As we in Louisiana know as much as, if not more so, than anybody else, a hurricane is serious business. The disruption of Hurricane Sandy, hitting the nation’s financial capital, hurt maybe even more than a typical hurricane.

The Federal Reserve said Friday that factory output, the most-important component of industrial production, fell 0.9 percent in October from September. It would have been unchanged without the storm, the Fed said.

Even as the storm’s impact was gauged, though, economists said the dim numbers in the industrial production report suggest underlying issues that have not gone away despite some improvement in various economic measures over the past few months.

“The report suggests the economy still lacks momentum, partly because of the uncertain fiscal outlook,” said Sal Guatieri, an economist at BMO Capital Markets.
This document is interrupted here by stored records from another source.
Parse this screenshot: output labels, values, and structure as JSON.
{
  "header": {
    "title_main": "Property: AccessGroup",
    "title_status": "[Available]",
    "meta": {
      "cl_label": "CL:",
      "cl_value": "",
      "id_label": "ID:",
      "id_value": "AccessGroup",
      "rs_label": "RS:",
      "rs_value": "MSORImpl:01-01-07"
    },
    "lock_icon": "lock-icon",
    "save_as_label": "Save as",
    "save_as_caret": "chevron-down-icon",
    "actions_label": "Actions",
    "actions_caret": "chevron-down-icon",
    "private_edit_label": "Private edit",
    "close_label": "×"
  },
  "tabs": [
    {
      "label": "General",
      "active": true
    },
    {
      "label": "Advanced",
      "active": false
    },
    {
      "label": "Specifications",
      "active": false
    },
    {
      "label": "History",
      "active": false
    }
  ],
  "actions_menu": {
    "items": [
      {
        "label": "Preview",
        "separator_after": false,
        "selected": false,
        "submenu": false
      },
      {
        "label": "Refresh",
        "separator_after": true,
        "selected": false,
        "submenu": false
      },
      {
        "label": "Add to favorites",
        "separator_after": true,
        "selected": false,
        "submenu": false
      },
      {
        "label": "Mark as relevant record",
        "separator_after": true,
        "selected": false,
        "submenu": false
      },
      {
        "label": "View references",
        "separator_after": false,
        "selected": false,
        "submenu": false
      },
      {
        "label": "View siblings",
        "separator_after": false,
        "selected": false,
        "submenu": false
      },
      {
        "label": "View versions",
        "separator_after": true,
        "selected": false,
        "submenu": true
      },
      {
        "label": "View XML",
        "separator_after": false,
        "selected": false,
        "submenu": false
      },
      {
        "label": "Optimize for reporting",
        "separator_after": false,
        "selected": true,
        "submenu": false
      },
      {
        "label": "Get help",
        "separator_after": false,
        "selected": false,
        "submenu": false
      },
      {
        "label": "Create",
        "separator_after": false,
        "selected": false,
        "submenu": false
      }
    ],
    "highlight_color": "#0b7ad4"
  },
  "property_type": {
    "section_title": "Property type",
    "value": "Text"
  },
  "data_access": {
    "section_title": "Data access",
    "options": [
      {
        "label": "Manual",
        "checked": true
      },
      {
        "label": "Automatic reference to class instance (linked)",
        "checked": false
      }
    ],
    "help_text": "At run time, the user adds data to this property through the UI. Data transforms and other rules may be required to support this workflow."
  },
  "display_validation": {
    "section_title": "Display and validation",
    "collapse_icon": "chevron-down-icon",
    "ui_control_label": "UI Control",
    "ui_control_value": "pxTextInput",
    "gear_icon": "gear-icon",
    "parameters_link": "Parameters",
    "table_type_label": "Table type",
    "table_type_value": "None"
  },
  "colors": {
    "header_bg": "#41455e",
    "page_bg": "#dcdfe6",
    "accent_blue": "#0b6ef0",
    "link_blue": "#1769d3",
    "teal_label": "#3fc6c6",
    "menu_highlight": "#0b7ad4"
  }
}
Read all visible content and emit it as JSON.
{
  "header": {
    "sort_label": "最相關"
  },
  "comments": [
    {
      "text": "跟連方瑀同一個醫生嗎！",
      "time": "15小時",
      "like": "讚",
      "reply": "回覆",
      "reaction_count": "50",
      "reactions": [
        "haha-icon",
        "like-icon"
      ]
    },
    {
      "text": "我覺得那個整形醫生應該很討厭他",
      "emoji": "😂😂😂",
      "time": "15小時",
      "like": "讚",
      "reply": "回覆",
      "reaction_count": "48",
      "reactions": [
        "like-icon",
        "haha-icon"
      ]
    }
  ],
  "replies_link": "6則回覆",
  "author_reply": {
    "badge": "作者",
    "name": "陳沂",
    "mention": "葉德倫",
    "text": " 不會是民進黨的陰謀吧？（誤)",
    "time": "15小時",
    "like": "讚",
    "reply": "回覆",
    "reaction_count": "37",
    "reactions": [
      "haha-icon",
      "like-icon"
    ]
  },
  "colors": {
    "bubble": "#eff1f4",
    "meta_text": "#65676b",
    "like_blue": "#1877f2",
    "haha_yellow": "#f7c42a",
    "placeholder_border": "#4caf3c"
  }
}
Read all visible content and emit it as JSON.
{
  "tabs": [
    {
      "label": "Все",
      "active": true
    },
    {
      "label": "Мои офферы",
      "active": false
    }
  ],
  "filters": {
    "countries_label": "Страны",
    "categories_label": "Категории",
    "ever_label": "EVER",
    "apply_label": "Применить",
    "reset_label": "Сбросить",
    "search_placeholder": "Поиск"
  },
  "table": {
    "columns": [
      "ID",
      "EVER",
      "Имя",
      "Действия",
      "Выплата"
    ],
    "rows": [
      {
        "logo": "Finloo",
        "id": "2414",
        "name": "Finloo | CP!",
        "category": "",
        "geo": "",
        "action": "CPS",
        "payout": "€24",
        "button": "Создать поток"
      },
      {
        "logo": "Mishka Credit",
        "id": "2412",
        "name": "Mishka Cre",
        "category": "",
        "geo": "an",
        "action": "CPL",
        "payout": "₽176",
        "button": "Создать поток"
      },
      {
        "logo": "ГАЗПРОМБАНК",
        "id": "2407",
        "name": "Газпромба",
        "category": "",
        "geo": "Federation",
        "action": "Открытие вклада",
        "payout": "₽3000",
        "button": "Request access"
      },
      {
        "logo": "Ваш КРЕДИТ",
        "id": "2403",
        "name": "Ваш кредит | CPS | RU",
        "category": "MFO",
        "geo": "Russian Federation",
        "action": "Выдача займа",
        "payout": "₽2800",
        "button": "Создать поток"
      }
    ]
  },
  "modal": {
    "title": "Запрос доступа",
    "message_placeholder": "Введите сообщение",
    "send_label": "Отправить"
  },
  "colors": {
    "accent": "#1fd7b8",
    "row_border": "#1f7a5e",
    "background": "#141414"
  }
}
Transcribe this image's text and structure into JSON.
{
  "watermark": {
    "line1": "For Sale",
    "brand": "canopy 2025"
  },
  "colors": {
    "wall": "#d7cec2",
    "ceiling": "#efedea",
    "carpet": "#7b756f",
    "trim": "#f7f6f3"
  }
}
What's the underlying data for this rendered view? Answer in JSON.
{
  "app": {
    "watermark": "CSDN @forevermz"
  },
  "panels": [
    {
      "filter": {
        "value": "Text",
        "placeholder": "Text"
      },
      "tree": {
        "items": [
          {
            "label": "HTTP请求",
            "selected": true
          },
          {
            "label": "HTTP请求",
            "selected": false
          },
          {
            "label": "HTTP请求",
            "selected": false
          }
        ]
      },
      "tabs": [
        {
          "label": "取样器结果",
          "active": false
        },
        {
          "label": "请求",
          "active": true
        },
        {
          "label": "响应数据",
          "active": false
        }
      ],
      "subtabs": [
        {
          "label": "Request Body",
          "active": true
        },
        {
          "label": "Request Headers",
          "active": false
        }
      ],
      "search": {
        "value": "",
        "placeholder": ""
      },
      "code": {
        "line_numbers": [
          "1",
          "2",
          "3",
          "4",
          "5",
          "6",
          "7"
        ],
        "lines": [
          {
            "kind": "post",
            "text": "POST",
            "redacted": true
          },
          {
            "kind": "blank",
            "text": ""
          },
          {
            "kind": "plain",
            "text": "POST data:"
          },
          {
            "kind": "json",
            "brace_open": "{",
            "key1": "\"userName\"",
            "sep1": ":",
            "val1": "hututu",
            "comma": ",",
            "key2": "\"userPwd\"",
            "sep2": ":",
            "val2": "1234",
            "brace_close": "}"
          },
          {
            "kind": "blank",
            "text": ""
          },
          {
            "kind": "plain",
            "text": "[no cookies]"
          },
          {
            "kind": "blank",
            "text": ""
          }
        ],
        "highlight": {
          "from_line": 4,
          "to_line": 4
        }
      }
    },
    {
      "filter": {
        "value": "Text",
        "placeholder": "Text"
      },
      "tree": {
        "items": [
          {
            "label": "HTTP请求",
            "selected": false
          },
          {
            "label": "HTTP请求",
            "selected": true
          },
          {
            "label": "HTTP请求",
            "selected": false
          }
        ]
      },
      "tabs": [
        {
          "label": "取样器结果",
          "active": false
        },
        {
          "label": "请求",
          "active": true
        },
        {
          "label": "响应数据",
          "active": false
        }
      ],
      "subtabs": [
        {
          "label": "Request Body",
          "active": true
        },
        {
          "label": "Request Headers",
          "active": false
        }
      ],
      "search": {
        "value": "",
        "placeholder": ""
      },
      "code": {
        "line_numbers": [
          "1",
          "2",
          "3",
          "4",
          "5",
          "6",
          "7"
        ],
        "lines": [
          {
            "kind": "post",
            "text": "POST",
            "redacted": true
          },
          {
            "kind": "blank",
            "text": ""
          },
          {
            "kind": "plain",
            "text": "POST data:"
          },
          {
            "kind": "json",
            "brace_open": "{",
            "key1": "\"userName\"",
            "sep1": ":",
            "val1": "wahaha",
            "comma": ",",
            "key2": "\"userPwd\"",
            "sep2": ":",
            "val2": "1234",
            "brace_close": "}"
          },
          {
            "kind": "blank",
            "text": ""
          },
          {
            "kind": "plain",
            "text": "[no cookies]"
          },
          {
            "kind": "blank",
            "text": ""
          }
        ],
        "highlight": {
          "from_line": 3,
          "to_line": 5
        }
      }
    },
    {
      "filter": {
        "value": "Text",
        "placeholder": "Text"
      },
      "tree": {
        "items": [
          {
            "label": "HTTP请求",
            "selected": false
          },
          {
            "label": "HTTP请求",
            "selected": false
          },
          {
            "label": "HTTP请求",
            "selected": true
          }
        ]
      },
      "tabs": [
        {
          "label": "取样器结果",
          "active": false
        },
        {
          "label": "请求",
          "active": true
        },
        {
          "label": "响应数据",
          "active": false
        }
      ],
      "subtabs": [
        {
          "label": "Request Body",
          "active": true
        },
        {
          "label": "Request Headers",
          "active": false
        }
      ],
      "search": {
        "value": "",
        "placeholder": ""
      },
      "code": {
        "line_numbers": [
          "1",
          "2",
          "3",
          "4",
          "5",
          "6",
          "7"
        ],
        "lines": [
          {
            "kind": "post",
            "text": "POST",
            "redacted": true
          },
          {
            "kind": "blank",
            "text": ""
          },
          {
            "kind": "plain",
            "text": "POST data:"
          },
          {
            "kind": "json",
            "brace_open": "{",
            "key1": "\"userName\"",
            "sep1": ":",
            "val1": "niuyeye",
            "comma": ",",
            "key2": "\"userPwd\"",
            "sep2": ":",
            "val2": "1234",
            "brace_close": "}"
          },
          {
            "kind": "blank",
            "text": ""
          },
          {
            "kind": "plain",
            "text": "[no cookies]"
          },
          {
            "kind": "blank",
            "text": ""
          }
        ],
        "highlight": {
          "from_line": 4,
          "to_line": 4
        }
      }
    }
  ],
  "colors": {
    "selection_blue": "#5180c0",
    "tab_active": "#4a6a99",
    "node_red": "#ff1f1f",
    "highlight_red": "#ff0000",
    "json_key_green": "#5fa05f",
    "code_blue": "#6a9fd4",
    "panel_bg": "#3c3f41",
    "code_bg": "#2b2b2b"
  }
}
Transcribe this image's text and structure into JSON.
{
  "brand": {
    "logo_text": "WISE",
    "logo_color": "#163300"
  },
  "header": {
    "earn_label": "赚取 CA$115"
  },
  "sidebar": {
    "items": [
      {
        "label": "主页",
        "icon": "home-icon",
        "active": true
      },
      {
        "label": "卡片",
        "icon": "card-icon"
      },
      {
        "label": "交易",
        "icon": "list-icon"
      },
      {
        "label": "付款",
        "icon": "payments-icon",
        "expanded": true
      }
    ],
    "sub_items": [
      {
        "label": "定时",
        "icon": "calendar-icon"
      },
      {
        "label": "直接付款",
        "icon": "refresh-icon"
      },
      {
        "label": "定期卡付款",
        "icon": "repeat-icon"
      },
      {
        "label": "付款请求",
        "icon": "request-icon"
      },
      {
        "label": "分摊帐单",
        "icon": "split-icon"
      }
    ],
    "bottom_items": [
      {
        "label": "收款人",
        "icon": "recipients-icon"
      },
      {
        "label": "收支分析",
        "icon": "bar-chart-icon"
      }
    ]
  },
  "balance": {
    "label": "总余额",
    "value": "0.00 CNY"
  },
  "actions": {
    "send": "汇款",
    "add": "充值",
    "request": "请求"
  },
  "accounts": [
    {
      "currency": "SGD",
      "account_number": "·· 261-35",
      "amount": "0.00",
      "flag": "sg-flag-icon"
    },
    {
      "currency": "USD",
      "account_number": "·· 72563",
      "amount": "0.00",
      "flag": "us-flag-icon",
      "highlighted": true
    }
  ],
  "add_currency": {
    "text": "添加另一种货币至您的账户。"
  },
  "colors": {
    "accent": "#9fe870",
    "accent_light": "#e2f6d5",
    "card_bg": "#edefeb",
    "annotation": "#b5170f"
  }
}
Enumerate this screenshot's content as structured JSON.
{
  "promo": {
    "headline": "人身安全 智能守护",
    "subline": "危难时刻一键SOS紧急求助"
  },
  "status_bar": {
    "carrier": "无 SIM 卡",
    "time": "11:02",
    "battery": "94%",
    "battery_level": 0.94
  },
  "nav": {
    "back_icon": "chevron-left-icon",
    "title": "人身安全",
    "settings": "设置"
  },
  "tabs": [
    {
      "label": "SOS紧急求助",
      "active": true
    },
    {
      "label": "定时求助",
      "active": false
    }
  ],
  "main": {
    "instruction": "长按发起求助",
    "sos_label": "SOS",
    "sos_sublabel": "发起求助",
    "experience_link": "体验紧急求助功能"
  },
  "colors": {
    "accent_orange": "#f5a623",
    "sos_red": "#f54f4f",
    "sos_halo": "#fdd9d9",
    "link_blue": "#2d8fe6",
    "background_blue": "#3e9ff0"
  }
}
His comment reflects a widespread uncertainty in business because of impending and significant problems in Washington. Even as President Barack Obama met with leaders in Congress, there is a concern that a deal that can meet the newly re-elected president’s proposals — some higher-end tax increases as well as budget cuts — will be beyond the political system’s capacity.

We hope that is not the case. The industrial production report may have taken a hit from Sandy, but the reality is that the overall economy needs a durable deal — one that lasts more than few weeks or months — on taxes and spending.

No one likes to pay higher taxes. But the sooner that long-lasting deal is done, the better these economic reports are going to look.